Con tan escasa prueba no es posible apreciar ningún tipo de atenuante de drogadicción, pues el hecho de haber dado positivo en cocaína en un control realizado la tarde del día 2 de septiembre de 2017, o haber comparecido con síntomas de embriaguez, el día 4 de septiembre , cuando fue al cuartel de la Guardia Civil, difícilmente puede considerarse que tenga encaje en la atenuante de drogadicción. Se trata de dos consumos de distintas sustancias, en días diferentes, sin precisión alguna respecto a la cantidad consumida, que en modo alguno justifican una afección, siquiera mínima, de sus facultades volitivas e intelectivas, ni cuando cometió el robo , que necesariamente tuvo que tener lugar con posterioridad al día 2 de septiembre, ni cuando dio parte a la compañía de seguros, el día 29/09/2017.
Pr tanto, dicho motivo debe ser igualmente desestimado, por falta de prueba.

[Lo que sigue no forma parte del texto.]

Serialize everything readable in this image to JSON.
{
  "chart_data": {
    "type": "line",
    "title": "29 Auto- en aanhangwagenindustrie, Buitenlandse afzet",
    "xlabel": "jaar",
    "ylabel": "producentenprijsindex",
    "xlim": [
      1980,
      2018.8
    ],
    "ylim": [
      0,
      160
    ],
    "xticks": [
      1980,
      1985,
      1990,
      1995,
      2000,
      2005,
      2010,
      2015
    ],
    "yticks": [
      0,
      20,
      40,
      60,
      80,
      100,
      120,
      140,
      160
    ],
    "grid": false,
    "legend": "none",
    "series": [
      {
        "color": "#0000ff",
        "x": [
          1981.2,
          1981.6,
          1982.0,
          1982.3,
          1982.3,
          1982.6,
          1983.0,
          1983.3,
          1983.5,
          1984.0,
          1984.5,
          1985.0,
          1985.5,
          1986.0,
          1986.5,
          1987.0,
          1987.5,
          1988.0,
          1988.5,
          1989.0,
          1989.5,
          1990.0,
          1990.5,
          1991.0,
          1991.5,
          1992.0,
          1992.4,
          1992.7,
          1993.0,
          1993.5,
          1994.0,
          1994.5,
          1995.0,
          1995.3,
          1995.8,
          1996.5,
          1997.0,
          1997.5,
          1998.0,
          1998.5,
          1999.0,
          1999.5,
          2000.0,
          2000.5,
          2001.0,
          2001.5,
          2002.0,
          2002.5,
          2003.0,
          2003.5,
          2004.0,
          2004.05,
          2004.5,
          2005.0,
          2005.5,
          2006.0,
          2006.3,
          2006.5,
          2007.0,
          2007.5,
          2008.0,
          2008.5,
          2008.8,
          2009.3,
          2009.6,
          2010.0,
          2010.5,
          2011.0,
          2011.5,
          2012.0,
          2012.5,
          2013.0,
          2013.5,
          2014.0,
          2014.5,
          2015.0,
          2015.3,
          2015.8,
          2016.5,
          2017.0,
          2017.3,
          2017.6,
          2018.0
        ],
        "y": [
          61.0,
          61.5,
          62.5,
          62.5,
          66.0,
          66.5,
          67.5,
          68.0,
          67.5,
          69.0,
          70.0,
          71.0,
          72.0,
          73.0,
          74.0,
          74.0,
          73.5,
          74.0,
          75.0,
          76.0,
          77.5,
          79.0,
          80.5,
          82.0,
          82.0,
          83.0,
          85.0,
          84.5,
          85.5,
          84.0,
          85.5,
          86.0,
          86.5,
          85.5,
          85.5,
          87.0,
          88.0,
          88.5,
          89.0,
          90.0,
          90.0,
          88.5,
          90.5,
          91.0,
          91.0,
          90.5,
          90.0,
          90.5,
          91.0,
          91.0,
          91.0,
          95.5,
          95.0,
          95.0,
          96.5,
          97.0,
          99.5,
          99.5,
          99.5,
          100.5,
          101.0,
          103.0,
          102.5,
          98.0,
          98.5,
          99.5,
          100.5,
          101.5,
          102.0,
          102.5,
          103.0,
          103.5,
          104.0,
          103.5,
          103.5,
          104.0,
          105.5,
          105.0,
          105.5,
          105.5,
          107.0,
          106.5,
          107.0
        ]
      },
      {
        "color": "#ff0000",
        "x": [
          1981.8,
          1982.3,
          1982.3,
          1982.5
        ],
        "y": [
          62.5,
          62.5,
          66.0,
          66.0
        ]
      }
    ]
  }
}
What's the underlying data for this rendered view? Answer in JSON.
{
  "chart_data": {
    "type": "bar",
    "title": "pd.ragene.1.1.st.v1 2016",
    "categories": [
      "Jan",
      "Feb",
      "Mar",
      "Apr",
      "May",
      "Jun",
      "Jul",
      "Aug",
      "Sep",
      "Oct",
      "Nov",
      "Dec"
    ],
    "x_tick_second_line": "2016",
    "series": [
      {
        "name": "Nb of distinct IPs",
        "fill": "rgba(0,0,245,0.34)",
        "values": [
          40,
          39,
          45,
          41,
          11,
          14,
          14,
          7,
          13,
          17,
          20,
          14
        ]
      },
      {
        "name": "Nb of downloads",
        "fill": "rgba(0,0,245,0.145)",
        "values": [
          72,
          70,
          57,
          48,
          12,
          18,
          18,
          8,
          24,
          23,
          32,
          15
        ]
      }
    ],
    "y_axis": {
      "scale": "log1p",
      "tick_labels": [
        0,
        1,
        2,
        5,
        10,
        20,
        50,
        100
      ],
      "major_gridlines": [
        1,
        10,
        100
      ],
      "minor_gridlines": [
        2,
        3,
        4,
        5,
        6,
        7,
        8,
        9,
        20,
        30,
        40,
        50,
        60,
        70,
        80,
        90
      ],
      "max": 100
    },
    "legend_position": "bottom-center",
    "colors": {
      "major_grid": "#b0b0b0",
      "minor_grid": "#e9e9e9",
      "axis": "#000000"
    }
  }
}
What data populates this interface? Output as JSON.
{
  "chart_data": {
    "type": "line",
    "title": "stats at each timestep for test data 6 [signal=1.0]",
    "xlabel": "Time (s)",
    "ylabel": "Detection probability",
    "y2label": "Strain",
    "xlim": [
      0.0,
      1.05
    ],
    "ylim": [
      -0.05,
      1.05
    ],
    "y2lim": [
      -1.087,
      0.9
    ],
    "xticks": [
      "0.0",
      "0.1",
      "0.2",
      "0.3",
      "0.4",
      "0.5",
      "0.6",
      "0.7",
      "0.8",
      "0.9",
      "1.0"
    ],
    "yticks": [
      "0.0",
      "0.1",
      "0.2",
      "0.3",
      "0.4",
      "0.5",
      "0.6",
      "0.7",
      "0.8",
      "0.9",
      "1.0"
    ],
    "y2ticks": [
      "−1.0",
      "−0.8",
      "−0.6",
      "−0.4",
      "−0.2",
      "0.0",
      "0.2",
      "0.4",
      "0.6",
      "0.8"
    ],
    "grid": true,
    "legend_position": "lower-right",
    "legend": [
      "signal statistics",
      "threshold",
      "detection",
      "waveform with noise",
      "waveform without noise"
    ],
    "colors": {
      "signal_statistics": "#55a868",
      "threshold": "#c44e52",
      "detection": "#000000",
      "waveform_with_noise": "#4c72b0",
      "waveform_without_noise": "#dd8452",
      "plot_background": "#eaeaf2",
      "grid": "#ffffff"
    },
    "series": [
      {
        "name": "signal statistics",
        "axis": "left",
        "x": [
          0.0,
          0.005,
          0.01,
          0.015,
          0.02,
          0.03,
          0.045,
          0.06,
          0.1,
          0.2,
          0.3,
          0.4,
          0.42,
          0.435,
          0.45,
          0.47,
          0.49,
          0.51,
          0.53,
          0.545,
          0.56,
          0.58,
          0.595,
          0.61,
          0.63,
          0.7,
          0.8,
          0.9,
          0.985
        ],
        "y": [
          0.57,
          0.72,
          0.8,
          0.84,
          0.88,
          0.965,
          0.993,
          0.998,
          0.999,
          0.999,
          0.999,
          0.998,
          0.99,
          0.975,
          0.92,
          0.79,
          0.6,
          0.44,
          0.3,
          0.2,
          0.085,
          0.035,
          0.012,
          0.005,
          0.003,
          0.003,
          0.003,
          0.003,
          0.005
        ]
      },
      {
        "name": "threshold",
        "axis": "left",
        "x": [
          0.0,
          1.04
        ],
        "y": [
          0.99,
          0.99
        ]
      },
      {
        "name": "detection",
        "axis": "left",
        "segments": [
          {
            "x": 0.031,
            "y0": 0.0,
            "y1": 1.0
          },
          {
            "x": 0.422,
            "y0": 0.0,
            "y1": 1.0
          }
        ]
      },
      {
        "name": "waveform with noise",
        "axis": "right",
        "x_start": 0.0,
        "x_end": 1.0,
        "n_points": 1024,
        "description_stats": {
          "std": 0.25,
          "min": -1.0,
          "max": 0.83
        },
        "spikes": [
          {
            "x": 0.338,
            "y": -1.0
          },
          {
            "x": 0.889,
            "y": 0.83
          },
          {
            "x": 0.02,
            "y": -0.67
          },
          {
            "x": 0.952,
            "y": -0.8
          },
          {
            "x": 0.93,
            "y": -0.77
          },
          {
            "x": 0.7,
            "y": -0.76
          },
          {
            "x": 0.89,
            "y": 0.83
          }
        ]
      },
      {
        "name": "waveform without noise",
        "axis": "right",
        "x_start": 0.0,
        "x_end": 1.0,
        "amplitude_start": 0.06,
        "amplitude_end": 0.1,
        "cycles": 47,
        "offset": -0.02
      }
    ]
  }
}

Vistos los anteriores preceptos legales y demás de general y pertinente aplicación, dictamos el siguiente,
Fallo
Se estima parcialmente el recurso de apelación interpuesto por la procuradora Dª. Belén Torres Sánchez en nombre y representación de D. Alejo, contra la sentencia de 28 de septiembre de 2021 dictada por el Juzgado de lo Penal nº 1 de Albacete, en la causa Juicio Oral 85/2019 , y se revoca la misma en el sentido de absolverle del delito intentado de simulación de delito , confirmando, en todo lo demás, el resto de los pronunciamientos de la sentencia apelada. Se declaran de oficio las costas de esta segunda instancia.
Expídase la correspondiente certificación con remisión de los autos originales al Juzgado de procedencia.
Notifíquese a las partes así haciéndoles saber que contra la presente Sentencia no cabe interponer recurso ordinario. Cabe interponer recurso de extraordinario de Casación por infracción de norma sustantiva ( art. 847.1 y 849.1º de la Ley de Enjuiciamiento Criminal ) del que conocerá el Tribunal Supremo, anunciándolo ante este Tribunal mediante escrito en los 5 días siguientes a la última notificación en los términos previstos en los art. 855 y siguientes de la indicada ley procesal .
Así por esta nuestra Sentencia, de la que se unirá certificación al Rollo de su razón, lo pronunciamos, mandamos y firmamos.